In Ergin Çavuşoğlu’s Crystal & Flame, the transitory aspects of everyday existence acquire an enduring, almost elemental significance. Shot on location across London, it continues a long line of videos by the artist in which everyday rituals or actions are prefigured by motifs from well-known literary sources, in this case an especially lyrical passage from Italo Calvino’s Six Memos for the New Millennium.
The piece comprises three sets of imagery: the first of which depicts the interior of a small Turkish café in North London – a home-from-home for its regular clientele, where the day-to-day sustenance of simple food (cooked on a rudimentary open grill) is amplified by the warmth of human company. Observing a party of friends at one of the restaurant’s tables, Çavuşoğlu contrasts the intimacy and spontaneity of their interactions with the cold, hard material form of a precious stone that is being cut and polished. A symbol of the ineffable and the eternal, and an index of worldly wealth, this glittering gem is also a reminder of the former diamond trade of the old East End; now almost gone, as the city, in the heat and flux of its continual transformation, has re-forged and re-made itself.

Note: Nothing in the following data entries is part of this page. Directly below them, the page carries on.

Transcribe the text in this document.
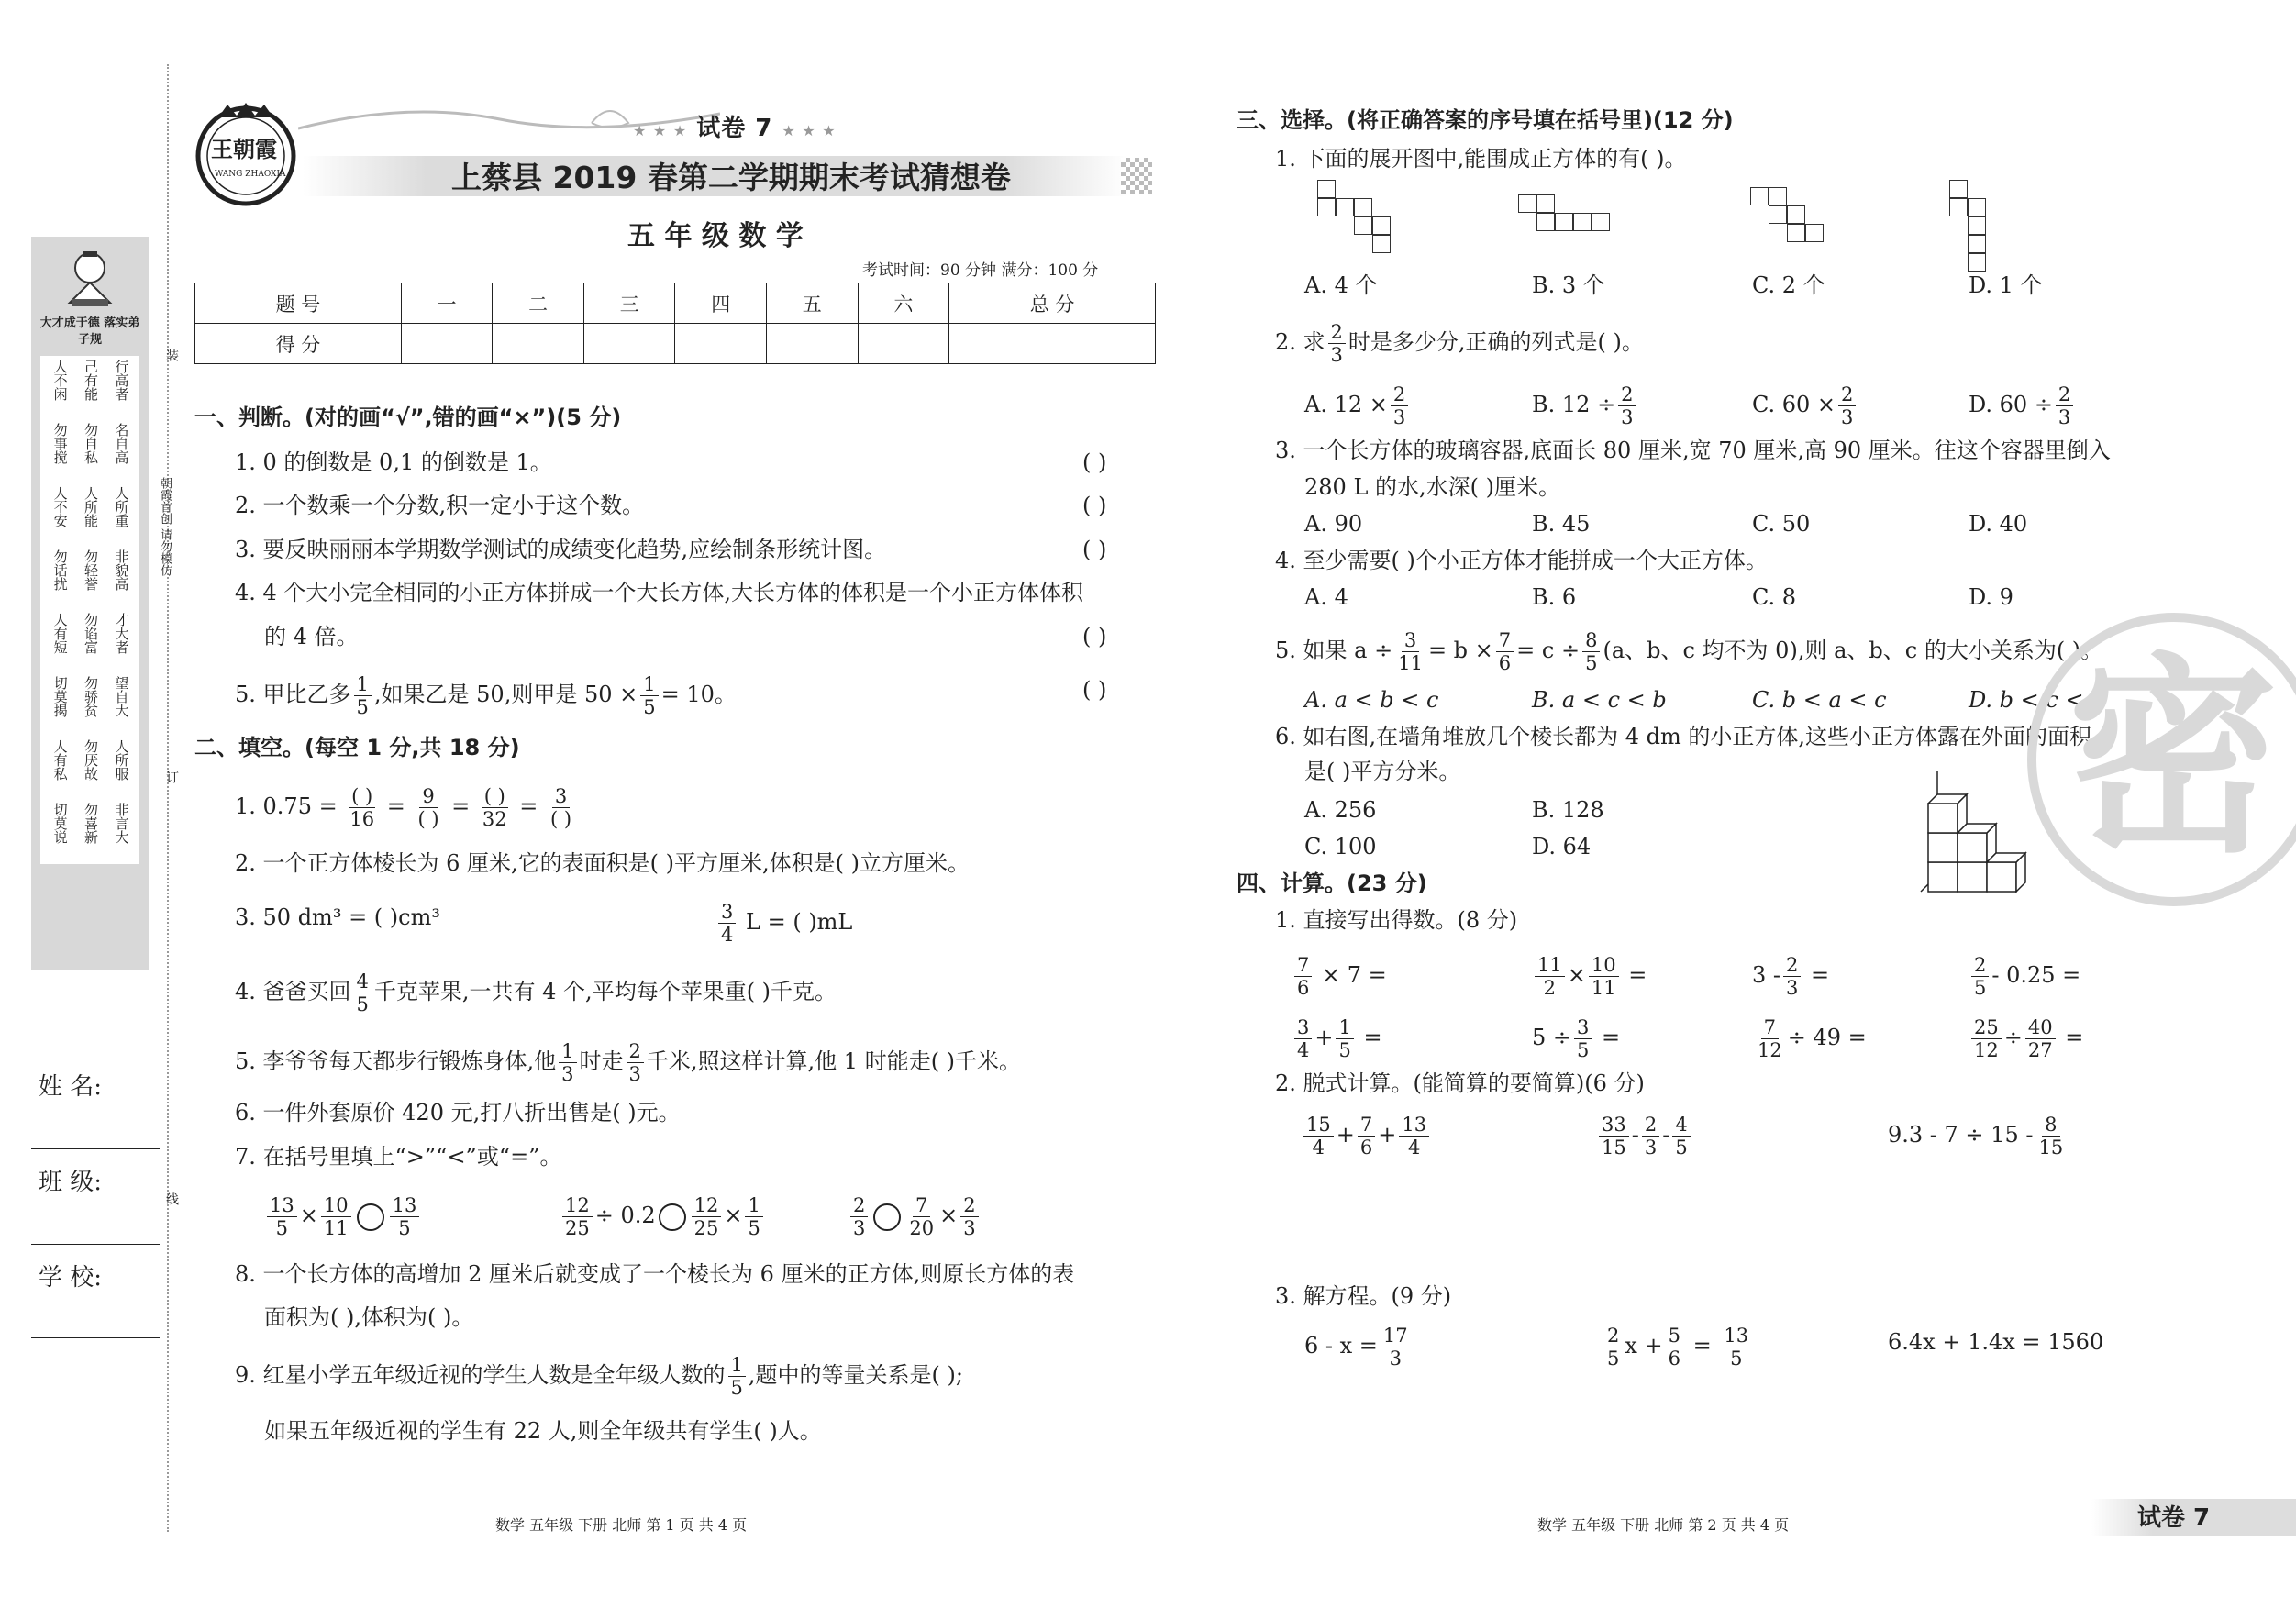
大才成于德 落实弟子规
人不闲 己有能 行高者
勿事搅 勿自私 名自高
人不安 人所能 人所重
勿话扰 勿轻誉 非貌高
人有短 勿谄富 才大者
切莫揭 勿骄贫 望自大
人有私 勿厌故 人所服
切莫说 勿喜新 非言大
装
朝霞首创 请勿模仿
订
线
姓 名:
班 级:
学 校:
王朝霞
WANG ZHAOXIA
★ ★ ★ 试卷 7 ★ ★ ★
上蔡县 2019 春第二学期期末考试猜想卷
五 年 级 数 学
考试时间：90 分钟 满分：100 分
题 号	一	二	三	四	五	六	总 分
得 分							
一、判断。(对的画“√”,错的画“×”)(5 分)
1. 0 的倒数是 0,1 的倒数是 1。
2. 一个数乘一个分数,积一定小于这个数。
3. 要反映丽丽本学期数学测试的成绩变化趋势,应绘制条形统计图。
4. 4 个大小完全相同的小正方体拼成一个大长方体,大长方体的体积是一个小正方体体积
的 4 倍。
5. 甲比乙多 $\frac{1}{5}$ ,如果乙是 50,则甲是 $50 \times \frac{1}{5} = 10$。
( )
( )
( )
( )
( )
二、填空。(每空 1 分,共 18 分)
1. $0.75 = \frac{( )}{16} = \frac{9}{( )} = \frac{( )}{32} = \frac{3}{( )}$
2. 一个正方体棱长为 6 厘米,它的表面积是( )平方厘米,体积是( )立方厘米。
3. 50 dm³ = ( )cm³	$\frac{3}{4}$ L = ( )mL
4. 爸爸买回 $\frac{4}{5}$ 千克苹果,一共有 4 个,平均每个苹果重( )千克。
5. 李爷爷每天都步行锻炼身体,他 $\frac{1}{3}$ 时走 $\frac{2}{3}$ 千米,照这样计算,他 1 时能走( )千米。
6. 一件外套原价 420 元,打八折出售是( )元。
7. 在括号里填上“>”“<”或“=”。
$\frac{13}{5} \times \frac{10}{11} \frac{13}{5}$	$\frac{12}{25} \div 0.2 \frac{12}{25} \times \frac{1}{5}$	$\frac{2}{3} \frac{7}{20} \times \frac{2}{3}$
8. 一个长方体的高增加 2 厘米后就变成了一个棱长为 6 厘米的正方体,则原长方体的表
面积为( ),体积为( )。
9. 红星小学五年级近视的学生人数是全年级人数的 $\frac{1}{5}$ ,题中的等量关系是( );
如果五年级近视的学生有 22 人,则全年级共有学生( )人。
三、选择。(将正确答案的序号填在括号里)(12 分)
1. 下面的展开图中,能围成正方体的有( )。
A. 4 个	B. 3 个	C. 2 个	D. 1 个
2. 求 $\frac{2}{3}$ 时是多少分,正确的列式是( )。
A. $12 \times \frac{2}{3}$	B. $12 \div \frac{2}{3}$	C. $60 \times \frac{2}{3}$	D. $60 \div \frac{2}{3}$
3. 一个长方体的玻璃容器,底面长 80 厘米,宽 70 厘米,高 90 厘米。往这个容器里倒入
280 L 的水,水深( )厘米。
A. 90	B. 45	C. 50	D. 40
4. 至少需要( )个小正方体才能拼成一个大正方体。
A. 4	B. 6	C. 8	D. 9
5. 如果 $a \div \frac{3}{11} = b \times \frac{7}{6} = c \div \frac{8}{5} (a$、b、c 均不为 0),则 a、b、c 的大小关系为( )。
A. a < b < c	B. a < c < b	C. b < a < c	D. b < c < a
6. 如右图,在墙角堆放几个棱长都为 4 dm 的小正方体,这些小正方体露在外面的面积
是( )平方分米。
A. 256	B. 128
C. 100	D. 64 密
四、计算。(23 分)
1. 直接写出得数。(8 分)
$\frac{7}{6} \times 7$ =	$\frac{11}{2} \times \frac{10}{11}$ =	$3 - \frac{2}{3}$ =	$\frac{2}{5} - 0.25$ =
$\frac{3}{4} + \frac{1}{5}$ =	$5 \div \frac{3}{5}$ =	$\frac{7}{12} \div 49$ =	$\frac{25}{12} \div \frac{40}{27}$ =
2. 脱式计算。(能简算的要简算)(6 分)
$\frac{15}{4} + \frac{7}{6} + \frac{13}{4}$	$\frac{33}{15} - \frac{2}{3} - \frac{4}{5}$	$9.3 - 7 \div 15 - \frac{8}{15}$
3. 解方程。(9 分)
$6 - x = \frac{17}{3}$	$\frac{2}{5}$ $x + \frac{5}{6} = \frac{13}{5}$	6.4x + 1.4x = 1560
数学 五年级 下册 北师 第 1 页 共 4 页	数学 五年级 下册 北师 第 2 页 共 4 页	试卷 7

These parallel scenes are counterpointed by a third component that shows a group of actors rehearsing an adaptation of a short story by Chekhov. In the story, the Utopian political sentiments of its artist-narrator are examined against the harsh realities of peasant life and subsequently challenged from the perspective of memory. As the actors and director go back over their lines, adding extra nuance and emphasis, the naturalism of the language is itself polished and honed, in pursuit of a lucidity of expression that both reflects and goes beyond the reality of the moment.